西斜面は冬山のような様相○稜線上は笹原となっています。西側は大きくガレ、東側には笹原が広がっています。南には霧氷で半分白くなった黒法師岳が聳え立ちます。西から雪を運ぶ冷たい風が吹きますが、東の笹原の上空には青空が広がります。笹原を通りガレを登り始めると冷たい風が横から当たり、これじゃまるで冬山じゃありませんか!鼻水を垂らしながら歯を喰いしばって登ります。

山頂は風も無く穏やか・・・でも寒い○東に目を転じると大無間山の奥に堂々たる富士山が望まれます。最後の登りを息を切らせながら一気に詰めると傾斜が緩くなり、笹原の中にバラ谷分岐の道標がありました。ここで先行した単独行と擦れ違います。エールを交換して歩き始めますが1分で山頂でした。山頂は平らな広場で木々に囲まれていますので風は来ません。ゆっくりと昼食をとっていたら、単独行と2人連れが到着です。野鳥の園からバラ谷を経て5時間半かけて来たそうです。軟弱登山隊とは大違い・・・流石は深南部です。

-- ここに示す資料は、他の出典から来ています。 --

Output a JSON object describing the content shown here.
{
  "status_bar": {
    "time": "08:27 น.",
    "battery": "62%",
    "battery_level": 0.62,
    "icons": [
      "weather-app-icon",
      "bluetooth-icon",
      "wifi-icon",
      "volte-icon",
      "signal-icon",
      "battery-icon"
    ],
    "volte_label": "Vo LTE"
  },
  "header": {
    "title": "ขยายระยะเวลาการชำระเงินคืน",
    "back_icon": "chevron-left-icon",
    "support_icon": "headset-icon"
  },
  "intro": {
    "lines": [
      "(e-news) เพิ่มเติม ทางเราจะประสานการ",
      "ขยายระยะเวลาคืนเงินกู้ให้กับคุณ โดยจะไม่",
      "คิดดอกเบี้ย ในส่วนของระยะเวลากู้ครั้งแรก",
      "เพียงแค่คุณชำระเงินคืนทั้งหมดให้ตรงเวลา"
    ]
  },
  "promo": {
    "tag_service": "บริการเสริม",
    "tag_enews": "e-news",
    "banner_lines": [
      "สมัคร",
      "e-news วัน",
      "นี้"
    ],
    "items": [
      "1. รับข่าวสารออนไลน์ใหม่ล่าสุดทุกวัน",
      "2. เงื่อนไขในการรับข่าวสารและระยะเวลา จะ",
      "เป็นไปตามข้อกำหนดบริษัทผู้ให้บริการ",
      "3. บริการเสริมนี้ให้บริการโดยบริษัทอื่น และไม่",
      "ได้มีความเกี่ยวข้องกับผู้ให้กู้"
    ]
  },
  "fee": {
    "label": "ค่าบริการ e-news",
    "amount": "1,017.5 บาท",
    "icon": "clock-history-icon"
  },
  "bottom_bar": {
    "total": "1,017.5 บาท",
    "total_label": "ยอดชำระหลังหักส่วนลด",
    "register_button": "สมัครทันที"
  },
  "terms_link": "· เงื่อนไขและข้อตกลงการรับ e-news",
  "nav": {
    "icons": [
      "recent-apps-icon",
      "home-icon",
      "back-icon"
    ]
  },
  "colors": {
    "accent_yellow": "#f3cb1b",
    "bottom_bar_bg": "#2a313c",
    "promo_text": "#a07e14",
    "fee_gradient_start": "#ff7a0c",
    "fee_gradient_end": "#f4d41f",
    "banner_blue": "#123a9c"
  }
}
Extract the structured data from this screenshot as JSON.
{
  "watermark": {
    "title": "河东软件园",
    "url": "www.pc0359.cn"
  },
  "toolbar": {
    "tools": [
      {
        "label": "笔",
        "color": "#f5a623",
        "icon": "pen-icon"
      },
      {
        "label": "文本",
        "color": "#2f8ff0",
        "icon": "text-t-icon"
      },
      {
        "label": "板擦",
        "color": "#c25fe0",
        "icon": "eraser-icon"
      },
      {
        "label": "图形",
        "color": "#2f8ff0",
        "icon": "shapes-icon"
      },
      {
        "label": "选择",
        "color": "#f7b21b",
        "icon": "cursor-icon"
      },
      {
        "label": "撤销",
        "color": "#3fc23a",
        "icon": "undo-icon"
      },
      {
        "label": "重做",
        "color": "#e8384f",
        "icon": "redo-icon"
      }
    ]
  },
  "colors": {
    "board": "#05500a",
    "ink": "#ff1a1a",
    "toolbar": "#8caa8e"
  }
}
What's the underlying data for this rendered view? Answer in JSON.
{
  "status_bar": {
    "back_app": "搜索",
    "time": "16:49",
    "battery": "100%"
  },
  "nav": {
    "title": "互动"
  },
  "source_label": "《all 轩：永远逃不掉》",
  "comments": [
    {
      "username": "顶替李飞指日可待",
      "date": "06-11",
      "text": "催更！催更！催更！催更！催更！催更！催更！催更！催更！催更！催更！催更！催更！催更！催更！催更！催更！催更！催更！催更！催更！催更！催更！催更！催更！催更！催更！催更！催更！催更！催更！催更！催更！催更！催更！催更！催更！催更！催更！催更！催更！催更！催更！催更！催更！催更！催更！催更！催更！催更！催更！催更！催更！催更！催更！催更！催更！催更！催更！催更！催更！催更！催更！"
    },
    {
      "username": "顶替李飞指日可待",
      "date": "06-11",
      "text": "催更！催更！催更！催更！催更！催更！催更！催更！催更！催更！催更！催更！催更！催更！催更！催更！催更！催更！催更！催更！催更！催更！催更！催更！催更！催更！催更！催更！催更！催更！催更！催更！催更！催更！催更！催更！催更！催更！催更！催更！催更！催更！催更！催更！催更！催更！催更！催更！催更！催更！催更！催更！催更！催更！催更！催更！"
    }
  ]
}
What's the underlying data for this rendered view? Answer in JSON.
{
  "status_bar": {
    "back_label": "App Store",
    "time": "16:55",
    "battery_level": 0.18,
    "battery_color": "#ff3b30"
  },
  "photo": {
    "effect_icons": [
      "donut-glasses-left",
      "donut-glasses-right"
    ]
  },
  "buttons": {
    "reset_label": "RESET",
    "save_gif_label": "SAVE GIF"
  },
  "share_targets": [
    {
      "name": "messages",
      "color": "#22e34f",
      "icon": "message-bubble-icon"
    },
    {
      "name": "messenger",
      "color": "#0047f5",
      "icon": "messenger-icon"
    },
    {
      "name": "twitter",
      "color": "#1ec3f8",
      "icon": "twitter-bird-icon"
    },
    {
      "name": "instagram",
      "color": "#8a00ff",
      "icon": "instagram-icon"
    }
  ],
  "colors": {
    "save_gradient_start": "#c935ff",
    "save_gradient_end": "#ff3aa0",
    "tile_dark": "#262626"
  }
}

○暖かいコーヒーで生き返ります。珍しく昼食に25分もかけてしまいました。下りは正面から寒風が突き刺さり、フリースでは身体の心まで凍えそうです。でも等高尾根の下降点までの短い時間でしたから助かりました。転ばぬ先のストックを出し、快調に飛ばします。山頂から登山口まで1時間半で到着です。

○下りの林道歩きほど単調なものはありません。遥か先に単独行を認めると、一気に加速いたします(この時点で11分のビハインド)ほぼ時速6Kmで歩き1時間でゲートに到着いたしました。着替え中の単独行と挨拶を交わし健闘を讃え合います。先に駐車していた2台は居なくなっていました。山中で会いませんでしたから、我々とは違う目的地だったようです。

○今回の遠征ではこの地域に残った3座をまとめて登る予定でしたが、鴉天狗の寝坊というドジのため熊伏山が残ってしまいました。わざわざ熊伏山だけに来るのは大変ですが、300名山達成のためには避けては通れません。紆余曲折はありましたが晩秋の南アルプス深南部の静かな山旅を十二分に堪能できた2日間でした。帰りの東名は60Kmの渋滞でしたが、充実した山行で得られた高揚感の前には些細なことに感じられました。